More than 50,000 Seattle students return to classroom after teachers’ strike suspended

A week after classes were set to begin, thousands of students in Seattle are now starting the school year following a teachers’ strike.

Seattle Public Schools and the teachers’ union reached a tentative agreement on a new contract Monday night.

On Tuesday evening, it was announced that the strike was lifted and all students, including preschool and kindergarten would start school.

Officials said the first day would not be an early release day; however, next Wednesday would begin the 75-minute early release schedule.

The contract has yet to be ratified by teachers and must also be approved by the school board.

SEA president Jennifer Matter spoke with KIRO 7 about the tentative agreement.

Although a tentative agreement has suspended the strike, Matter said the full text of the tentative agreement has not been completed, and the union is still working with the district on finalizing the language, as it must be accurate.

Matter told KIRO 7 that once all of the contract language has been looked over, then teachers and other union workers will have an opportunity to vote on it.

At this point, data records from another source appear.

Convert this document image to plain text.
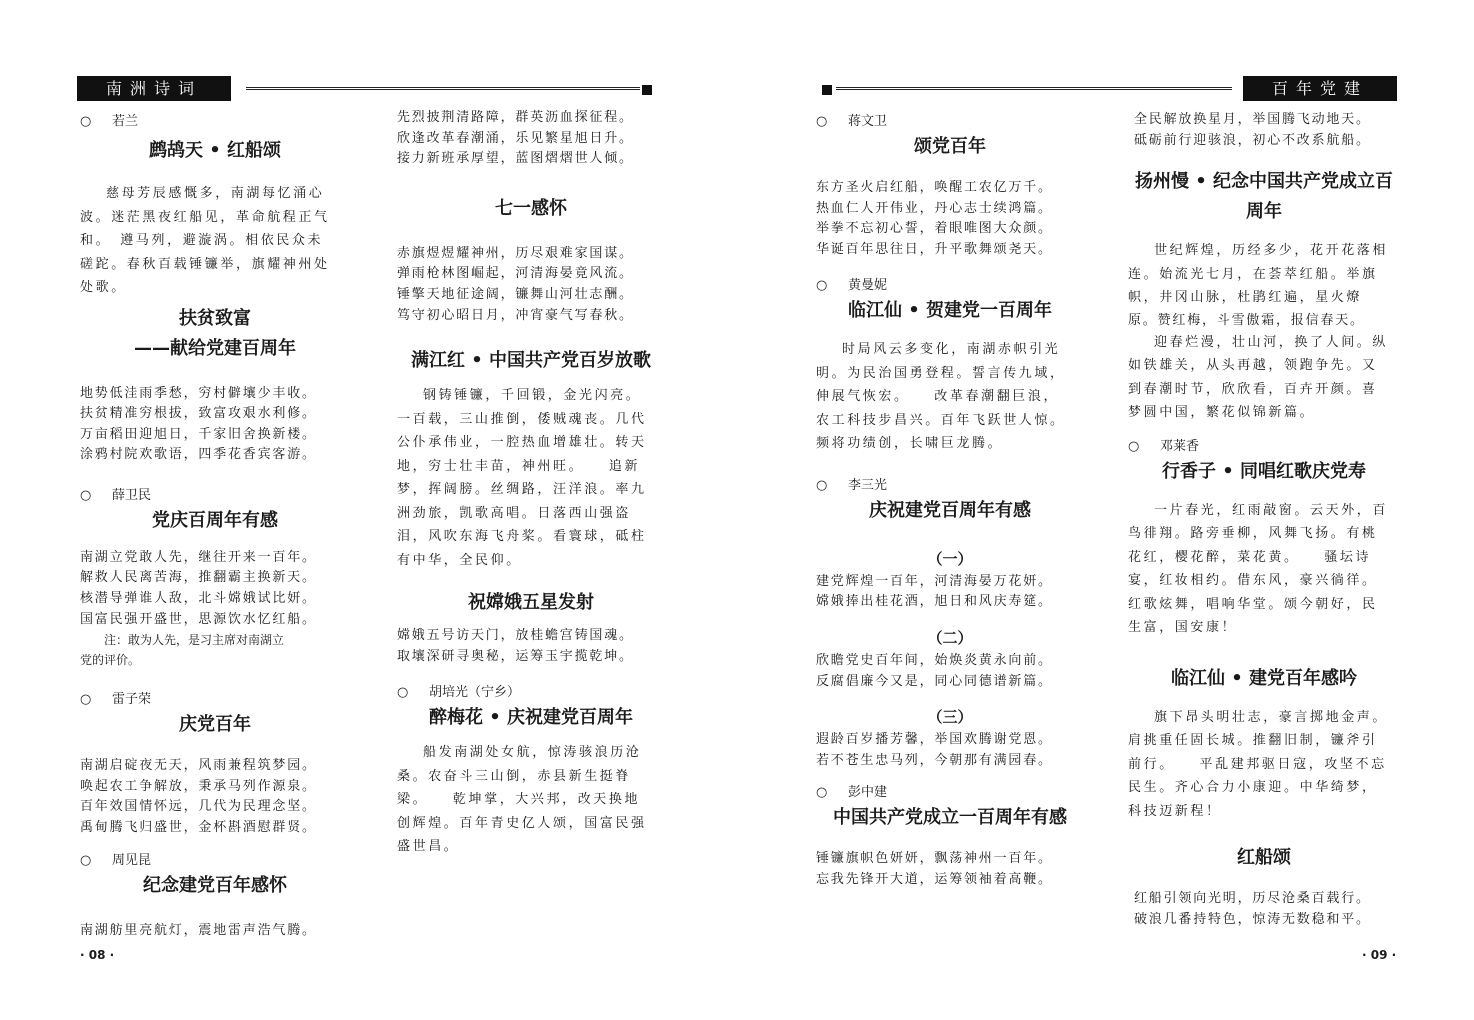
南洲诗词	百年党建

○ 若兰

鹧鸪天 • 红船颂

慈母芳辰感慨多，南湖每忆涌心

波。迷茫黑夜红船见，革命航程正气

和。　遵马列，避漩涡。相依民众未

磋跎。春秋百载锤镰举，旗耀神州处

处歌。

扶贫致富

——献给党建百周年

地势低洼雨季愁，穷村僻壤少丰收。

扶贫精准穷根拔，致富攻艰水利修。

万亩稻田迎旭日，千家旧舍换新楼。

涂鸦村院欢歌语，四季花香宾客游。

○ 薛卫民

党庆百周年有感

南湖立党敢人先，继往开来一百年。

解救人民离苦海，推翻霸主换新天。

核潜导弹谁人敌，北斗嫦娥试比妍。

国富民强开盛世，思源饮水忆红船。

注：敢为人先，是习主席对南湖立

党的评价。

○ 雷子荣

庆党百年

南湖启碇夜无天，风雨兼程筑梦园。

唤起农工争解放，秉承马列作源泉。

百年效国情怀远，几代为民理念坚。

禹甸腾飞归盛世，金杯斟酒慰群贤。

○ 周见昆

纪念建党百年感怀

南湖舫里亮航灯，震地雷声浩气腾。

先烈披荆清路障，群英沥血探征程。

欣逢改革春潮涌，乐见繁星旭日升。

接力新班承厚望，蓝图熠熠世人倾。

七一感怀

赤旗煜煜耀神州，历尽艰难家国谋。

弹雨枪林图崛起，河清海晏竟风流。

锤擎天地征途阔，镰舞山河壮志酬。

笃守初心昭日月，冲宵豪气写春秋。

满江红 • 中国共产党百岁放歌

钢铸锤镰，千回锻，金光闪亮。

一百载，三山推倒，倭贼魂丧。几代

公仆承伟业，一腔热血增雄壮。转天

地，穷士壮丰苗，神州旺。　　追新

梦，挥阔膀。丝绸路，汪洋浪。率九

洲劲旅，凯歌高唱。日落西山强盗

泪，风吹东海飞舟桨。看寰球，砥柱

有中华，全民仰。

祝嫦娥五星发射

嫦娥五号访天门，放桂蟾宫铸国魂。

取壤深研寻奥秘，运筹玉宇揽乾坤。

○ 胡培光（宁乡）

醉梅花 • 庆祝建党百周年

船发南湖处女航，惊涛骇浪历沧

桑。农奋斗三山倒，赤县新生挺脊

梁。　　乾坤掌，大兴邦，改天换地

创辉煌。百年青史亿人颂，国富民强

盛世昌。

○ 蒋文卫

颂党百年

东方圣火启红船，唤醒工农亿万千。

热血仁人开伟业，丹心志士续鸿篇。

举拳不忘初心誓，着眼唯图大众颜。

华诞百年思往日，升平歌舞颂尧天。

○ 黄曼妮

临江仙 • 贺建党一百周年

时局风云多变化，南湖赤帜引光

明。为民治国勇登程。誓言传九域，

伸展气恢宏。　　改革春潮翻巨浪，

农工科技步昌兴。百年飞跃世人惊。

频将功绩创，长啸巨龙腾。

○ 李三光

庆祝建党百周年有感

（一）

建党辉煌一百年，河清海晏万花妍。

嫦娥捧出桂花酒，旭日和风庆寿筵。

（二）

欣瞻党史百年间，始焕炎黄永向前。

反腐倡廉今又是，同心同德谱新篇。

（三）

遐龄百岁播芳馨，举国欢腾谢党恩。

若不苍生忠马列，今朝那有满园春。

○ 彭中建

中国共产党成立一百周年有感

锤镰旗帜色妍妍，飘荡神州一百年。

忘我先锋开大道，运筹领袖着高鞭。

全民解放换星月，举国腾飞动地天。

砥砺前行迎骇浪，初心不改系航船。

扬州慢 • 纪念中国共产党成立百

周年

世纪辉煌，历经多少，花开花落相

连。始流光七月，在荟萃红船。举旗

帜，井冈山脉，杜鹃红遍，星火燎

原。赞红梅，斗雪傲霜，报信春天。

迎春烂漫，壮山河，换了人间。纵

如铁雄关，从头再越，领跑争先。又

到春潮时节，欣欣看，百卉开颜。喜

梦圆中国，繁花似锦新篇。

○ 邓莱香

行香子 • 同唱红歌庆党寿

一片春光，红雨敲窗。云天外，百

鸟徘翔。路旁垂柳，风舞飞扬。有桃

花红，樱花醉，菜花黄。　　骚坛诗

宴，红妆相约。借东风，豪兴徜徉。

红歌炫舞，唱响华堂。颂今朝好，民

生富，国安康！

临江仙 • 建党百年感吟

旗下昂头明壮志，豪言掷地金声。

肩挑重任固长城。推翻旧制，镰斧引

前行。　　平乱建邦驱日寇，攻坚不忘

民生。齐心合力小康迎。中华绮梦，

科技迈新程！

红船颂

红船引领向光明，历尽沧桑百载行。

破浪几番持特色，惊涛无数稳和平。

· 08 ·	· 09 ·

Full details of the contract are not yet public, but a summary obtained by the Seattle Times shows it includes a 7% pay increase for both certified and classified staff, year-to-year salary increases for inflation, and workload protections for teachers, counselors and social workers.

The five missed days of class will be made up at the end of the school year.

KIRO 7 also heard from Seattle Public Schools Superintendent Dr. Brent Jones on the suspension of the strike and the students’ return to classroom.

Jones said that the technology, transportation, educators, instructors and school leaders are ready to receive the students, and he is “really pleased about that.”

He said that reaching a tentative agreement was not just the bargaining process, but it was also about supporting policies around what the district has been working on throughout the year, referencing a code governance model that is built around student outcomes. The tentative agreement, he said, was an extension of that.

“This year, we’re really focused on third grade reading, seventh grade math, and college and career readiness as our primary goals,” Jones said.

When asked why the bargaining process took so long, he responded, “This is democracy in action. We had some really deep issues. Seattle Public Schools has always been on the forefront in terms of equity. And so when we’re talking with our educators and we’re talking to leaders, we have philosophical differences sometimes in how we do that. So it took us longer than we wanted to, but here we are with a fantastic agreement.”